Since you can get valid results when reading again, I’d assume that the data on the SSD is correct.

The problem I see is that even if you have a successful check run, there might be bit errors during the read while backing up the repo on HD#2.

I’m not sure how this might be improved by using better restic magic, but one thing you could try is make sure your laptop has enough air to cool itself during this (don’t put it on the couch) and maybe check if it gets quite warm during the operation - electronic noise generally increases with temperature and so would the probability of bit errors.

TomCloyd · March 7, 2022, 7:17pm

Thanks for your response!

I don’t know if my laptop has ECC RAM - I suspect not, since it is a consumer laptop and not set up as a server.
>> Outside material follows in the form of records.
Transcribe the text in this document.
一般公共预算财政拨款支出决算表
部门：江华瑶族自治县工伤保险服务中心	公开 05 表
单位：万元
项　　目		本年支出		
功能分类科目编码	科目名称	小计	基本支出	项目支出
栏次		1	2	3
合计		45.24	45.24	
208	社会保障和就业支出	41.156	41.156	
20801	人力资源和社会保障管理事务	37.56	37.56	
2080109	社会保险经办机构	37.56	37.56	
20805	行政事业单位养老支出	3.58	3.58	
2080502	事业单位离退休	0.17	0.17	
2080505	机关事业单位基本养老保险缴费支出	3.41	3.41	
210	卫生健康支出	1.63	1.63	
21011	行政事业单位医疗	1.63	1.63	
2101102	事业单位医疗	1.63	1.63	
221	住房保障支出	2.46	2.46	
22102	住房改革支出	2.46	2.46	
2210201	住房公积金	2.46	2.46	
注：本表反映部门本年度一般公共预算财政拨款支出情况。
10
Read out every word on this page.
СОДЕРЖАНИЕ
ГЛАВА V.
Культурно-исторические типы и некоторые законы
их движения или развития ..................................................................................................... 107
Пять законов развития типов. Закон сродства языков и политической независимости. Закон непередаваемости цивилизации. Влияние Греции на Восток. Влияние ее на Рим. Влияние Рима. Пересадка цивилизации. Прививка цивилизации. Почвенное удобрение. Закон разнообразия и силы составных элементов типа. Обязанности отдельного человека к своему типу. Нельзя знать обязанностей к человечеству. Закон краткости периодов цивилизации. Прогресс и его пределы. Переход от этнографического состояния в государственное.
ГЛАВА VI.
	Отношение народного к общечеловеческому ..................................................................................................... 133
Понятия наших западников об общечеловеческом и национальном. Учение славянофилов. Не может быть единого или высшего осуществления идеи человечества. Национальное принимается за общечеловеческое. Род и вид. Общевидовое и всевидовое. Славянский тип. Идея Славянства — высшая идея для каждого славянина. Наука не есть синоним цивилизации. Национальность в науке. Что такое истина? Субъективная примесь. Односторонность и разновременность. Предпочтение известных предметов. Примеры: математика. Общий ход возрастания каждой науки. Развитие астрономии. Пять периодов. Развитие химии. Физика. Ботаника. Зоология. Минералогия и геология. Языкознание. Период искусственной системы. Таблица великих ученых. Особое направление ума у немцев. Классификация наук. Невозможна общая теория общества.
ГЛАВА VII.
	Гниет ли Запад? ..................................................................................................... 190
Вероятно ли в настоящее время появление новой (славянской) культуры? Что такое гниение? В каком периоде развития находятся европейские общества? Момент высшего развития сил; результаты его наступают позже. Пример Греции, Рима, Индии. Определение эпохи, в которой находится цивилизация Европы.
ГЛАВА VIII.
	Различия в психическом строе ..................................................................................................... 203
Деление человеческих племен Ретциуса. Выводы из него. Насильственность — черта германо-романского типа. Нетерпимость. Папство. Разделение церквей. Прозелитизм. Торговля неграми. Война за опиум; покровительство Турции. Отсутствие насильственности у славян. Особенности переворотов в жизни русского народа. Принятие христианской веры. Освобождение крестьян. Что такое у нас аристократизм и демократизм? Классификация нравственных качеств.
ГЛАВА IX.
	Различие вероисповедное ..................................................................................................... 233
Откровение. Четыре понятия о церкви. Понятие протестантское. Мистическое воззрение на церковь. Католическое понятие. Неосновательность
I gave the specs that I know in my original post - “16 GB Dual Channel DDR4 at 3200 MHz”, but that may not provide enough information to answer the question.

As for laptop overheating - it rests on an elevated laptop support with substantial ventilation holes - I doubt that I could improve that setup.

nicnab · March 7, 2022, 8:23pm

It’s a fascinating realization for me too (as I also said before): I think as a standard computer user one rarely has a chance to notice the limitations of hardware. Either systems auto correct (like some file systems and RAM on pro systems) or you simply never notice single bit errors in the heaps of data you have flying around. And then restic comes along and takes every bit flip very serious

TomCloyd · March 7, 2022, 8:30pm

I am laughing. Innocence is bliss…and restic shoves us rudely into the real world. Ouch!

An update on my situation: I have just completed the proposed procedure outlined in my initial post: Having a copy of verified pruned backup from last weekend, I deleted my apparently corrupted current one, copied the verified backup copy into its place, ran a backup update, prune, and “check --read-data” and all is well, it seems. This current backup will now be rsynced with my backup copy, and life goes on. All I’ve lost is a week of incremental backups, and the only major file involved is that huge hidden “.local” dir in my /home partition. This seems to me like a decent quick-fix.

MichaelEischer · March 7, 2022, 9:36pm

For future reference, the current instructions to repair a repository are at Recover from broken pack file · Issue #828 · restic/restic · GitHub .

nicnab · March 7, 2022, 9:56pm

This is brilliant and I’ve never seen it before Thanks for writing and posting this here!

TomCloyd · March 7, 2022, 10:14pm

For myself, and others, I thank you for this link. This appears to be a deeply thoughtful analysis of response options. Very much appreciated!

silmaril42 · March 8, 2022, 6:43am

It sounds as if this problem was some kind of normal behaviour we should expect when dealing with large amounts of data.

As long as it’s just bit errors while reading data that has been saved to disk correctly, it’s not a real problem, restic check just makes it look like one.

Maybe this could be improved by adding an option to restic check --read-data that re-reads blocks with errors for a given number of tries and accepts a block as “ok” if it can read it correctly once.
I’d think this is justified, because the odds of reading an erroneous block and accidentally correcting it to the correct data are very close to zero.

One difficulty of the implementation is that we’d have to make sure that the data is really read anew from wherever it’s saved and we don’t just read the same bytes again from a cache (have to flush disk cache before re-reading).

Any opinions on this idea?

MichaelEischer · March 10, 2022, 8:05pm

Bit flips while reading data often also indicate bitflips happening at less convenient times. If read errors occur somewhat frequently, then there’s also a certain chance that the stored data can also get damaged.

Have a look at Redownload files with wrong hash by MichaelEischer · Pull Request #3521 · restic/restic · GitHub . That implements a single retry if the read file does not match its hash.